Au moment où chacun s'accorde à chercher dans notre éducation publique un soutien fondamental pour la création et le maintien du lien social, en cette période troublée où les repères qui organisent le « vivre-ensemble » semblent se brouiller, où chaque décision concernant l'instruction de tous les enfants de France devrait être pesée et mûrement réfléchie, c'est pourtant l'impression de bricolage et d'impréparation qui domine. Une réforme du collège à la va-vite, sans doute bâtie sur de bonnes intentions, mais une réforme imposée d'en haut, trop rapide dans sa mise en œuvre et donc bâclée.
Censée lutter contre les inégalités scolaires qui contribuent largement à cette reproduction sociale dont on connaît de longue date les mécanismes sans jamais parvenir à les enrayer en faveur de la justice sociale et de l'égalité de tous les enfants quelle que soit leur origine, la réforme du collège telle qu'elle est aujourd'hui prescrite n'aura au mieux aucun effet, au pire un effet négatif : un collège à deux vitesses. On le voit dès à présent avec le maintien apparemment arbitraire des classes de sixième bilangue dans certaines académies et leur disparition dans d'autres. L'élitisme traditionnel, qui se perpétue à travers le jeu des options sélectives au profit des enfants des milieux favorisés, ne sera pas dépassé puisque ses tenants ont les moyens culturels, financiers et politiques de défendre leurs intérêts là où ils se trouvent. Mais qu'en est-il pour les enfants des quartiers et des zones rurales en difficulté ?
Si les enseignements pratiques interdisciplinaires (EPI) inspirés par la pédagogie de projets semblent une perspective tentante au premier regard, ils ne peuvent pas se faire au détriment des enseignements disciplinaires (qui perdront des heures), ni sans réflexion réelle quant à leur contenu et leur évaluation, par manque de temps (doit-on rappeler que tous les programmes de toutes les classes du collège changent d'un seul coup à la rentrée prochaine entraînant pour les professeurs un travail considérable de préparation de cours auquel il va falloir ajouter celle des Epi au contours des plus flous?), et absence de concertation.

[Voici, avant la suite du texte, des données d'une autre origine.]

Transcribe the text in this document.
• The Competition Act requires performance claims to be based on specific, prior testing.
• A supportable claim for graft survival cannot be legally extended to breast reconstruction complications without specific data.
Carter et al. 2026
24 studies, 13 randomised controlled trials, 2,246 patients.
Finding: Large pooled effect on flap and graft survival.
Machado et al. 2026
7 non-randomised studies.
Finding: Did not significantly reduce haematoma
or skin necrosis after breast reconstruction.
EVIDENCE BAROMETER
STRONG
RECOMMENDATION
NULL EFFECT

Ils ne peuvent pas non plus se faire dans la dépendance vis-à-vis des ressources locales : il ne doit pas y avoir des EPI de riches et des EPI de pauvres. Une part déjà trop importante du travail de l'enseignant est consacrée à la recherche de subventions diverses, voire de sponsors privés, pour financer des projets pédagogiques. Cette tendance va s'accentuer, car à quoi bon cet « enseignement pratique » sans aucun moyen d'aboutir à une réalisation ? Mais la collecte de fonds, est-ce bien le métier du prof ?
L'autonomie donnée à chaque établissement dans l'utilisation d'un certain nombre d'heures à affecter, va nécessairement entraîner une concurrence entre les disciplines, chacune cherchant à « récupérer » des heures pour valoriser sa matière et maintenir les postes. Concurrence aussi entre établissements, qui se targueront de présenter tel ou tel projet séduisant comme une vitrine alors qu'il est primordial d'assurer à tous les élèves la même qualité d'enseignement, en répartissant équitablement les moyens pour compenser les inégalités sociales, quel que soit le collège de secteur.
L'autoritarisme n'a jamais fait une bonne politique et encore moins une bonne politique éducative. On ne peut changer le collège et combattre les inégalités avec trois bouts d'idées rapidement ficelées autour de la machine à café afin de compléter en temps et en heure des grilles préétablies par le ministère, et participer ainsi sans protester à ce qui ressemble de plus en plus à une opération de communication de grande ampleur. Les enjeux sont trop importants. Une vraie réforme cohérente, orientée par une réflexion pédagogique de fond, disposant de moyens adaptés à ses amibitions, et raisonnable dans sa mise en œuvre est plus que jamais nécessaire. Il n'est pas trop tard.